The Horror Story of Climate Denialism

Self-Deception as the Art of Prediction, Illusion, and Ideological Destruction

I provide three quotes below which summed up provide us a road map to why humans are so prone to error, bias, illusion, and self-deception. Over eons of evolutionary time we developed the need to predict the future, to anticipate ahead of time what may happen a few moments down the pipe: our lives depended on it. So we began projecting information, filling in the blank spaces of our inadequate knowledge with illusion based on past experience. Sometimes we got it right, sometimes not. But as we began developing closer ties to others, developing social systems, this once proud predictive tool became a tool for deceit, lying, and deception not only of ourselves but others so that we developed whole cultures out of a tissue of lies and myths to support systems of power, control, and oppression by the few over the many. And, yet, that very evolutionary selective process that once helped us survive in the wilderness, the natural world of danger and suffering, has now in our artificial world of technocivilization become a tool for self-destruction by way of deceit and self-deception on a global scale. We’ve built systems of self-deceptive ideological constructs out of world-wide mediatainment and the political and socio-cultural illusions  that have produced Climate Change Denialism that is leading us into a dangerous territory of illusion and self-deceptive forms of deceit by beings whose only agenda is to sacrifice the majority  of humans on the planet for the benefit of the few. Simply put we are living in a horror story in which reality is a complete and utter artificial lie propagated by systems of ideological propaganda that no longer appears as such.

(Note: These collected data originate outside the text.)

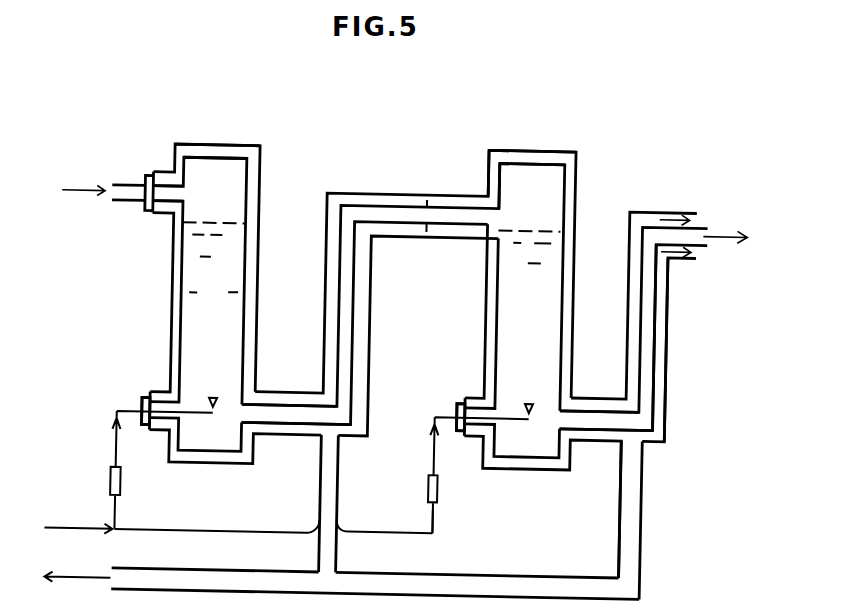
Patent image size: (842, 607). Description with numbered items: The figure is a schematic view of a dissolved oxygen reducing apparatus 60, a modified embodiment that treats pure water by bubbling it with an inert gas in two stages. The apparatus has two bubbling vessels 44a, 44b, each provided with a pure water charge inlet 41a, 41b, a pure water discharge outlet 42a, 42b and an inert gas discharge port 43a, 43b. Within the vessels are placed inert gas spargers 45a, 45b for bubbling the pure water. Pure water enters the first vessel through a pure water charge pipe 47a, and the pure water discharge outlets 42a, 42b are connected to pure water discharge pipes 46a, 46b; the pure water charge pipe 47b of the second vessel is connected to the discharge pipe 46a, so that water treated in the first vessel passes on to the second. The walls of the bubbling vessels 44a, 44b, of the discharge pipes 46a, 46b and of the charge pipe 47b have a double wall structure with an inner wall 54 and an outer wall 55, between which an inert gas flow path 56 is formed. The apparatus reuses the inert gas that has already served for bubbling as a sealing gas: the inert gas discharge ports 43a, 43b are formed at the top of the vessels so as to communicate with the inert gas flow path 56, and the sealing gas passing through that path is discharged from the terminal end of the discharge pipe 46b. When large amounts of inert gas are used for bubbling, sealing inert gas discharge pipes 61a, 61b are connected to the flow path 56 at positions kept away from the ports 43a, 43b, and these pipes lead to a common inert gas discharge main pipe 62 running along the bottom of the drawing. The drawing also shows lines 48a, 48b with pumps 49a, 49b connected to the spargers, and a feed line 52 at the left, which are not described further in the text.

The pure water charge inlet 41a is at (163, 193).
The pure water charge inlet 41b is at (485, 212).
The pure water discharge outlet 42a is at (252, 418).
The pure water discharge outlet 42b is at (567, 420).
The inert gas discharge port 43a is at (210, 162).
The inert gas discharge port 43b is at (524, 161).
The bubbling vessel 44a is at (152, 306).
The bubbling vessel 44b is at (469, 320).
The inert gas sparger 45a is at (212, 399).
The inert gas sparger 45b is at (529, 398).
The pure water discharge pipe 46a is at (294, 450).
The pure water discharge pipe 46b is at (679, 367).
The pure water charge pipe 47a is at (126, 208).
The pure water charge pipe 47b is at (430, 257).
The supply pipe 48a is at (119, 519).
The supply pipe 48b is at (437, 521).
The pump 49a is at (114, 486).
The pump 49b is at (441, 490).
The feed line 52 is at (89, 534).
The inner wall 54 is at (244, 264).
The outer wall 55 is at (328, 194).
The inert gas flow path 56 is at (250, 221).
The dissolved oxygen reducing apparatus 60 is at (395, 139).
The sealing inert gas discharge pipe 61a is at (344, 507).
The sealing inert gas discharge pipe 61b is at (647, 522).
The inert gas discharge main pipe 62 is at (185, 573).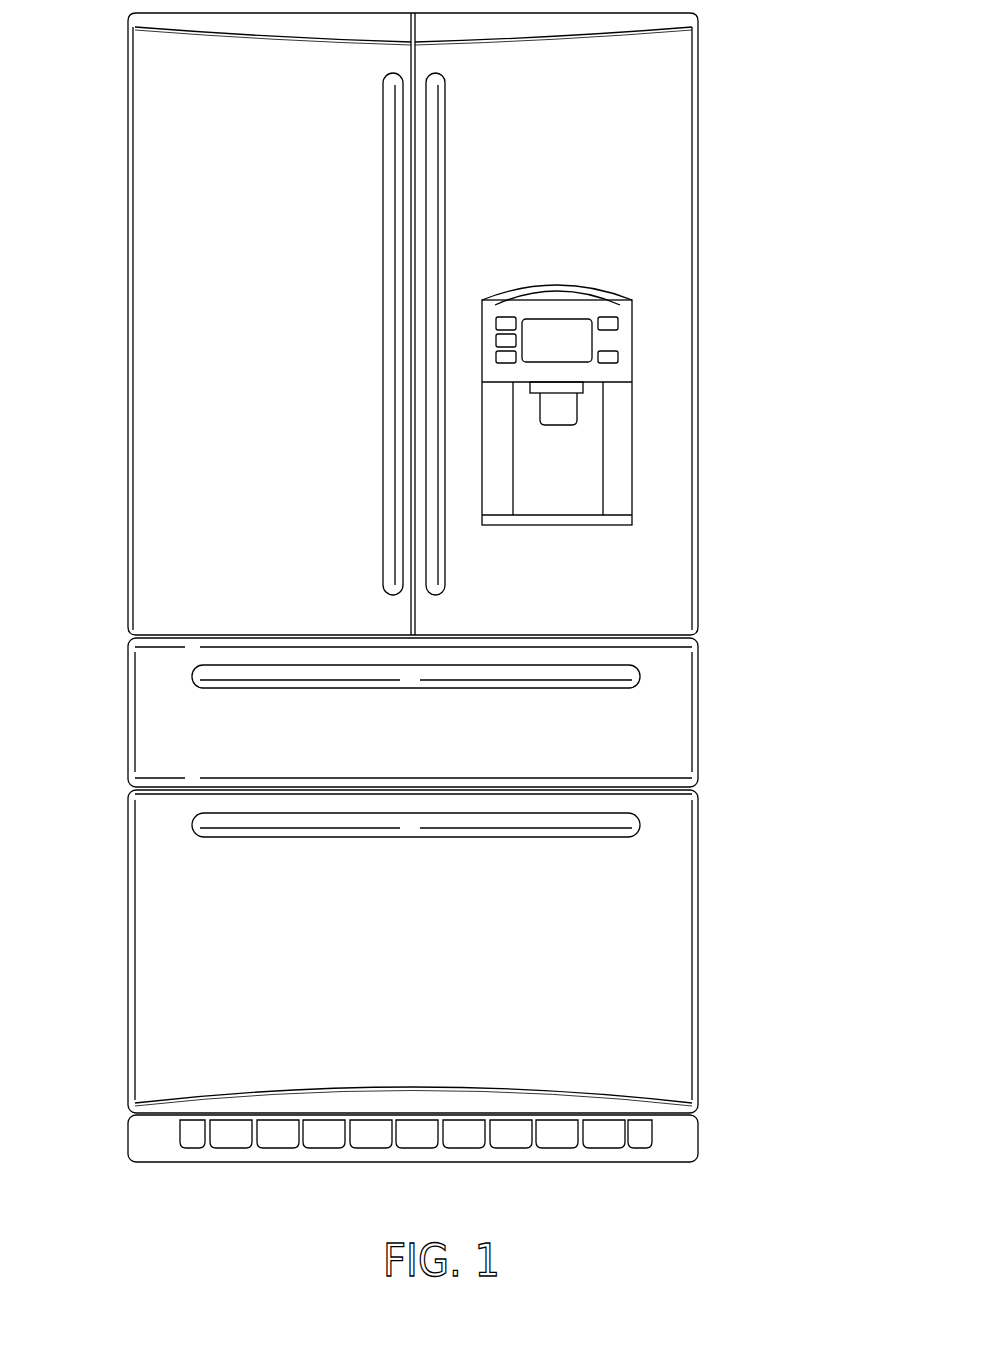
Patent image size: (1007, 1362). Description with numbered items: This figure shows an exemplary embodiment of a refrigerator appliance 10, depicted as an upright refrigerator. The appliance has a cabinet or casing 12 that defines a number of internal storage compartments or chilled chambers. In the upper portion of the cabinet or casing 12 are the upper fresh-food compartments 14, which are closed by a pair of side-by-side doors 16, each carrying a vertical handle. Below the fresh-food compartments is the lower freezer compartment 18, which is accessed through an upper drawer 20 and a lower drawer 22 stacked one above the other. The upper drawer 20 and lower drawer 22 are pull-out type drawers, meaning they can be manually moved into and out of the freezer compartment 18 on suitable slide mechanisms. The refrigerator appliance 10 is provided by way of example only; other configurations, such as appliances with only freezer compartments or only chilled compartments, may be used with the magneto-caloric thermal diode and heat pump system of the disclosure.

The refrigerator appliance 10 is at (449, 587).
The cabinet or casing 12 is at (698, 548).
The upper fresh-food compartments 14 is at (168, 233).
The doors 16 is at (304, 542).
The lower freezer compartment 18 is at (450, 712).
The upper drawer 20 is at (247, 737).
The lower drawer 22 is at (536, 1032).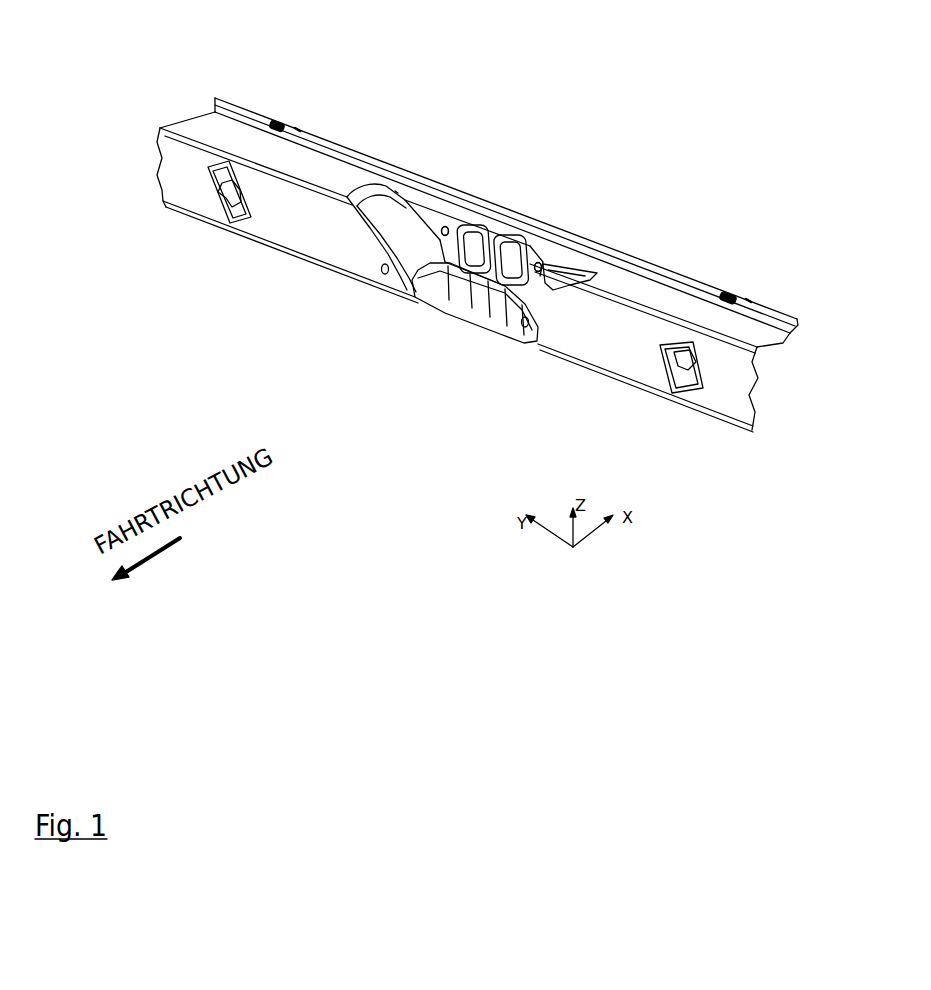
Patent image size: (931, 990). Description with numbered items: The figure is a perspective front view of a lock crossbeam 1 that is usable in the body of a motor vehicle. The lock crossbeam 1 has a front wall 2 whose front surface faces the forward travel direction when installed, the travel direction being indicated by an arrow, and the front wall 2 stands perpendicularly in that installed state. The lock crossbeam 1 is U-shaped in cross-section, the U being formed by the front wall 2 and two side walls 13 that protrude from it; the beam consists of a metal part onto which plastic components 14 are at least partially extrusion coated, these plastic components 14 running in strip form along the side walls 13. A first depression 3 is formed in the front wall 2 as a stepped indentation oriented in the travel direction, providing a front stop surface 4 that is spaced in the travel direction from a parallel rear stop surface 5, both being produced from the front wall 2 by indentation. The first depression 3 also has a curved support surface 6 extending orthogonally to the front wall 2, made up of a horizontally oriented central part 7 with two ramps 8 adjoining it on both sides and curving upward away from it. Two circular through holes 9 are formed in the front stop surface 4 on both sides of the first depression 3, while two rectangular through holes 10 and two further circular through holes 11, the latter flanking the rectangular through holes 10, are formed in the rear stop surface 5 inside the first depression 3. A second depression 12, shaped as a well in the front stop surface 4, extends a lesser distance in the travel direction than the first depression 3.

The lock crossbeam 1 is at (425, 444).
The front wall 2 is at (360, 252).
The first depression 3 is at (505, 161).
The front stop surface 4 is at (377, 262).
The rear stop surface 5 is at (436, 221).
The support surface 6 is at (505, 293).
The central part 7 is at (482, 287).
The ramps 8 is at (388, 220).
The circular through holes 9 is at (379, 290).
The rectangular through holes 10 is at (485, 239).
The further circular through holes 11 is at (435, 248).
The second depression 12 is at (462, 300).
The side walls 13 is at (228, 138).
The plastic components 14 is at (713, 293).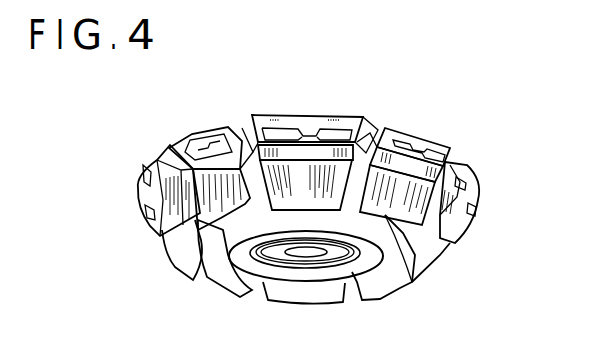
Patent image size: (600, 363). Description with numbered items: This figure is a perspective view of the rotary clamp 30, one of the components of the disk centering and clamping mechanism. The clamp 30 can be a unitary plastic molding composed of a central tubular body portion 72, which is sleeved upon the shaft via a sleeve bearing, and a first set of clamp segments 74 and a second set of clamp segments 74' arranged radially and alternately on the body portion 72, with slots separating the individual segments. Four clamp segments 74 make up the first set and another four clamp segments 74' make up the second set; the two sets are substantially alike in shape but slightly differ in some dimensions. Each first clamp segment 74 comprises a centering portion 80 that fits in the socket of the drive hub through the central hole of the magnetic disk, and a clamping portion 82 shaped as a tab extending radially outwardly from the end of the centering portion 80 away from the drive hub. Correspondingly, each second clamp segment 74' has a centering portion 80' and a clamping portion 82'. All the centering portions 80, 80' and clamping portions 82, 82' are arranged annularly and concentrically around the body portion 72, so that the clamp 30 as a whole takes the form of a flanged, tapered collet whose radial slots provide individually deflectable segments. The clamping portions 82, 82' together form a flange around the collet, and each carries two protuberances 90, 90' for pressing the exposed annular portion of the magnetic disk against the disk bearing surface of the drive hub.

The rotary clamp 30 is at (452, 124).
The central tubular body portion 72 is at (377, 260).
The first set of clamp segments 74 is at (341, 203).
The second set of clamp segments 74' is at (335, 187).
The centering portion 80 is at (153, 202).
The centering portion 80' is at (403, 151).
The clamping portion 82 is at (198, 164).
The clamping portion 82' is at (305, 143).
The protuberances 90 is at (205, 125).
The protuberances 90' is at (307, 107).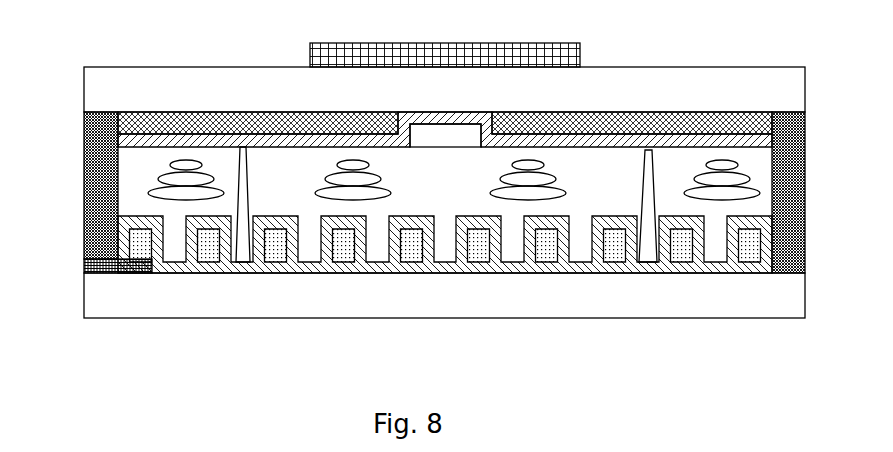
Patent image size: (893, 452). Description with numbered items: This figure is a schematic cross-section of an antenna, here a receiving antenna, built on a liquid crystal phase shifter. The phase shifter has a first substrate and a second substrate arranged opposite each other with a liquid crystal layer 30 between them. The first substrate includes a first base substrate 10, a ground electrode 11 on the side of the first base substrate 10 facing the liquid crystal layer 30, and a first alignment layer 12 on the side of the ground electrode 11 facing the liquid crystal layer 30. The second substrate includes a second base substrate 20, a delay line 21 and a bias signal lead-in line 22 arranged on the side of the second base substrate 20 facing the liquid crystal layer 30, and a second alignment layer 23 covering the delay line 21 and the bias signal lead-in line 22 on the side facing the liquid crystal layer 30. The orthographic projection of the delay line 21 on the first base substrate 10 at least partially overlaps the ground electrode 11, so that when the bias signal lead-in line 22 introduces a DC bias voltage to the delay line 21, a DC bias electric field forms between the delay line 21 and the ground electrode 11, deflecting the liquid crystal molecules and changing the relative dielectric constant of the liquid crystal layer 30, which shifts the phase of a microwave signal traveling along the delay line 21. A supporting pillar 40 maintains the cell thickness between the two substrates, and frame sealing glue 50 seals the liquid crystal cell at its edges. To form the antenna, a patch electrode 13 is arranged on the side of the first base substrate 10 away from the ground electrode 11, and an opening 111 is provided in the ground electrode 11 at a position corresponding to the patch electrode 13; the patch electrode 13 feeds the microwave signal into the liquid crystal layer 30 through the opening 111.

The first base substrate 10 is at (117, 83).
The ground electrode 11 is at (138, 125).
The first alignment layer 12 is at (118, 146).
The patch electrode 13 is at (512, 43).
The opening 111 is at (492, 124).
The second base substrate 20 is at (760, 303).
The delay line 21 is at (745, 258).
The bias signal lead-in line 22 is at (108, 268).
The second alignment layer 23 is at (745, 223).
The liquid crystal layer 30 is at (144, 174).
The supporting pillar 40 is at (647, 255).
The frame sealing glue 50 is at (785, 183).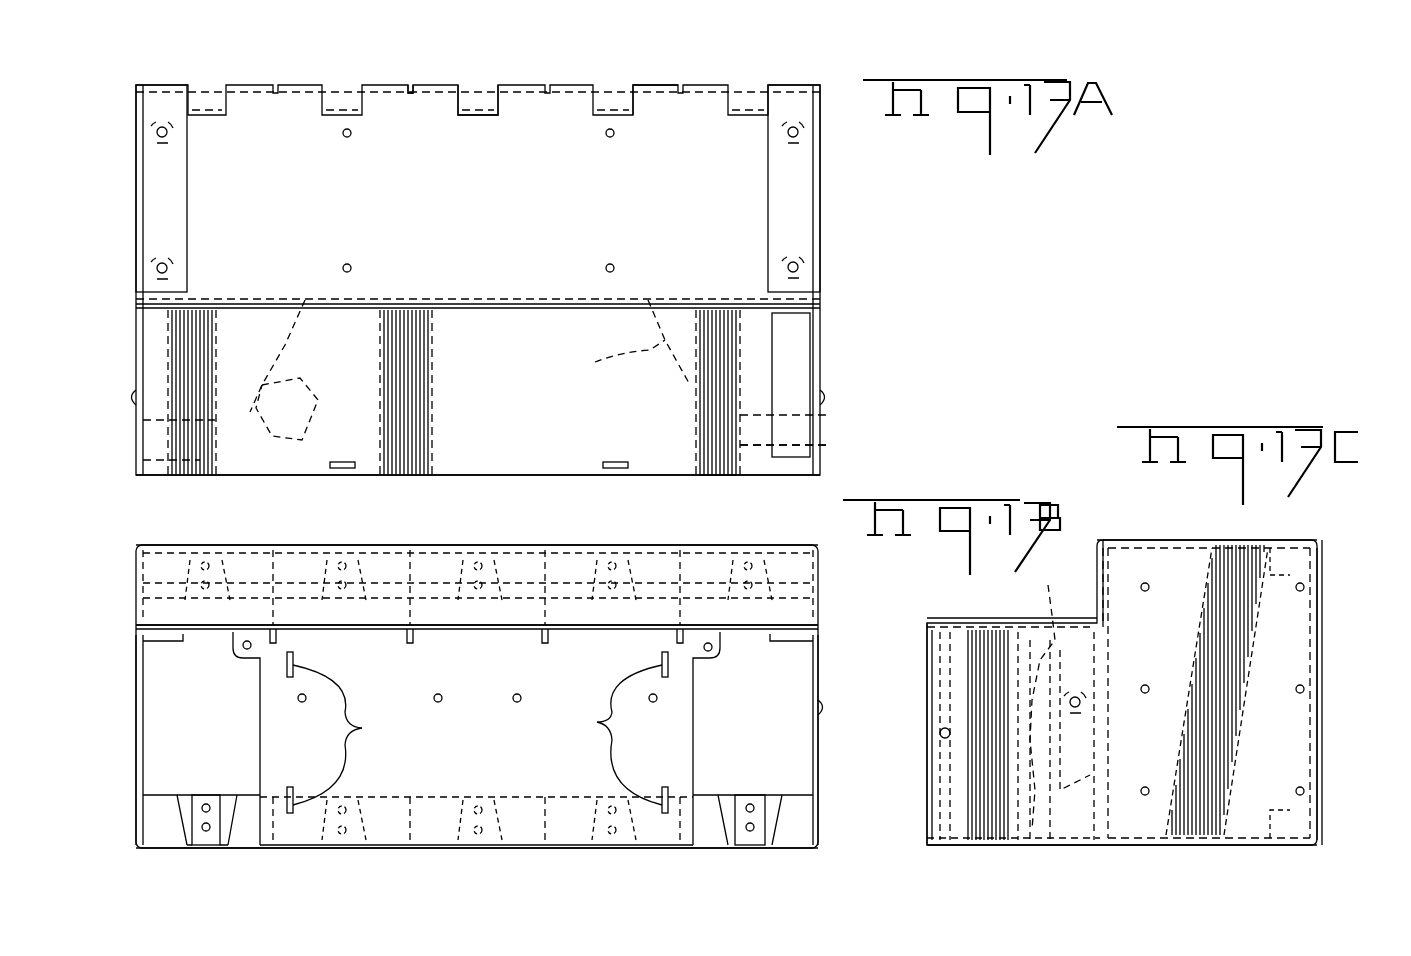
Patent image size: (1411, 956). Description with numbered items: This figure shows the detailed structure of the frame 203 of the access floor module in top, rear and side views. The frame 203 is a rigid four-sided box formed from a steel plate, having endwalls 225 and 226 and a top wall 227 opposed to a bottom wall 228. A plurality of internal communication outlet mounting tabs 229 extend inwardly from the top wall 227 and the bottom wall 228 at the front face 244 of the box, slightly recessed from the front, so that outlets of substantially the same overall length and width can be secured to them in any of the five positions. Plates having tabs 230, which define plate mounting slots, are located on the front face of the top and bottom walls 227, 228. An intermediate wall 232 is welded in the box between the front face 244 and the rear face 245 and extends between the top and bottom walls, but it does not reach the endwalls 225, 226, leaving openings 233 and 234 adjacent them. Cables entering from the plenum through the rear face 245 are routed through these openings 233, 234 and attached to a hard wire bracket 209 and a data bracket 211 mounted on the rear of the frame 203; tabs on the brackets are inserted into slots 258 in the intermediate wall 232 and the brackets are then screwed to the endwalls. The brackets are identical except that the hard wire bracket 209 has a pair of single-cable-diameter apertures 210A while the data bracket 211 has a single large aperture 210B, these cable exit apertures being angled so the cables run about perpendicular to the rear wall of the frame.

In FIG. 13A, the frame 203 is at (845, 267).
In FIG. 13B, the frame 203 is at (262, 525).
In FIG. 13C, the frame 203 is at (1125, 510).
In FIG. 13A, the hard wire bracket 209 is at (288, 413).
In FIG. 13A, the single-cable-diameter apertures 210A is at (305, 356).
In FIG. 13A, the large aperture 210B is at (617, 354).
In FIG. 13C, the large aperture 210B is at (992, 590).
In FIG. 13A, the data bracket 211 is at (822, 440).
In FIG. 13C, the data bracket 211 is at (942, 622).
In FIG. 13A, the endwall 225 is at (822, 348).
In FIG. 13B, the endwall 225 is at (822, 712).
In FIG. 13A, the endwall 226 is at (132, 190).
In FIG. 13B, the endwall 226 is at (138, 765).
In FIG. 13B, the top wall 227 is at (545, 545).
In FIG. 13C, the top wall 227 is at (1232, 540).
In FIG. 13B, the bottom wall 228 is at (545, 848).
In FIG. 13C, the bottom wall 228 is at (1165, 845).
In FIG. 13A, the internal communication outlet mounting tabs 229 is at (478, 120).
In FIG. 13B, the internal communication outlet mounting tabs 229 is at (220, 796).
In FIG. 13A, the tabs 230 is at (430, 86).
In FIG. 13B, the tabs 230 is at (170, 812).
In FIG. 13A, the intermediate wall 232 is at (485, 292).
In FIG. 13B, the intermediate wall 232 is at (517, 762).
In FIG. 13C, the intermediate wall 232 is at (1034, 850).
In FIG. 13A, the opening 233 is at (226, 290).
In FIG. 13B, the opening 233 is at (225, 700).
In FIG. 13A, the opening 234 is at (736, 290).
In FIG. 13B, the opening 234 is at (786, 700).
In FIG. 13A, the front face 244 is at (660, 86).
In FIG. 13C, the front face 244 is at (1318, 672).
In FIG. 13A, the rear face 245 is at (705, 475).
In FIG. 13C, the rear face 245 is at (928, 700).
In FIG. 13B, the slots 258 is at (477, 735).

E.H. Grumbrich in his classic work Art and Illusion describes our powers of anticipation, our ability to see ahead of things, to master the unknown by filling in the blanks, selecting the blind spots in our visual fields and placing imaginative leaps of information into the holes. He terms this projection after the early psychologies of the 20th Century. He’ll put it more simply as “Expectation creates Illusion.” And that is the condition of all Art.

Andy Clark on the Predictive Mind:

“The mystery is, and remains, how mere matter manages to give rise to thinking, imagining, dreaming, and the whole smorgasbord of mentality, emotion, and intelligent action. Thinking matter, dreaming matter, conscious matter: that’s the thing that it’s hard to get your head—whatever it’s made of—around. But there is an emerging clue.”

“The clue can be summed up in a single word: prediction. To deal rapidly and fluently with an uncertain and noisy world, brains like ours have become masters of prediction—surfing the waves of noisy and ambiguous sensory stimulation by, in effect, trying to stay just ahead of them. A skilled surfer stays ‘in the pocket’: close to, yet just ahead of the place where the wave is breaking. This provides power and, when the wave breaks, it does not catch her. The brain’s task is not dissimilar. By constantly attempting to predict the incoming sensory signal we become able—in ways we shall soon explore in detail—to learn about the world around us and to engage that world in thought and action. Successful, world-engaging prediction is not easy. It depends crucially upon simultaneously estimating the state of the world and our own sensory uncertainty. But get that right, and active agents can both know and behaviourally engage their worlds, safely riding wave upon wave of sensory stimulation.”1

Robert Trivers in Deceit and Self-Deception will ask:

“Whence self-deception? Why do we possess marvelous sense organs to detect information only to distort it upon arrival? … Together our sensory systems are organized to give us a detailed and accurate view of reality, exactly as we would expect if truth about the outside world helps us to navigate it more effectively. But once this information arrives in our brains, it is often distorted and biased to our conscious minds. We deny the truth to ourselves. We project onto others traits that are in fact true of ourselves—and then attack them! We repress painful memories, create completely false ones, rationalize immoral behavior, act repeatedly to boost positive self-opinion, and show a suite of ego-defense mechanisms. Why?”

His answer:

“The central claim of this book is that self-deception evolves in the service of deception—the better to fool others. Sometimes it also benefits deception by saving on cognitive load during the act, and at times it also provides an easy defense against accusations of deception (namely, I was unconscious of my actions). In the first case, the self-deceived fails to give off the cues that go with consciously mediated deception, thus escaping detection. In the second, the actual process of deception is rendered cognitively less expensive by keeping part of the truth in the unconscious. That is, the brain can act more efficiently when it is unaware of the ongoing contradiction. And in the third case, the deception, when detected, is more easily defended against—that is, rationalized— to others as being unconsciously propagated. In some cases, self-deception may give a direct personal advantage by at least temporarily elevating the organism into a more productive state, but most of the time such elevation occurs without self-deception.”2

1. Andy Clark. Surfing Uncertainty: Prediction, Action, and the Embodied Mind . Oxford University Press.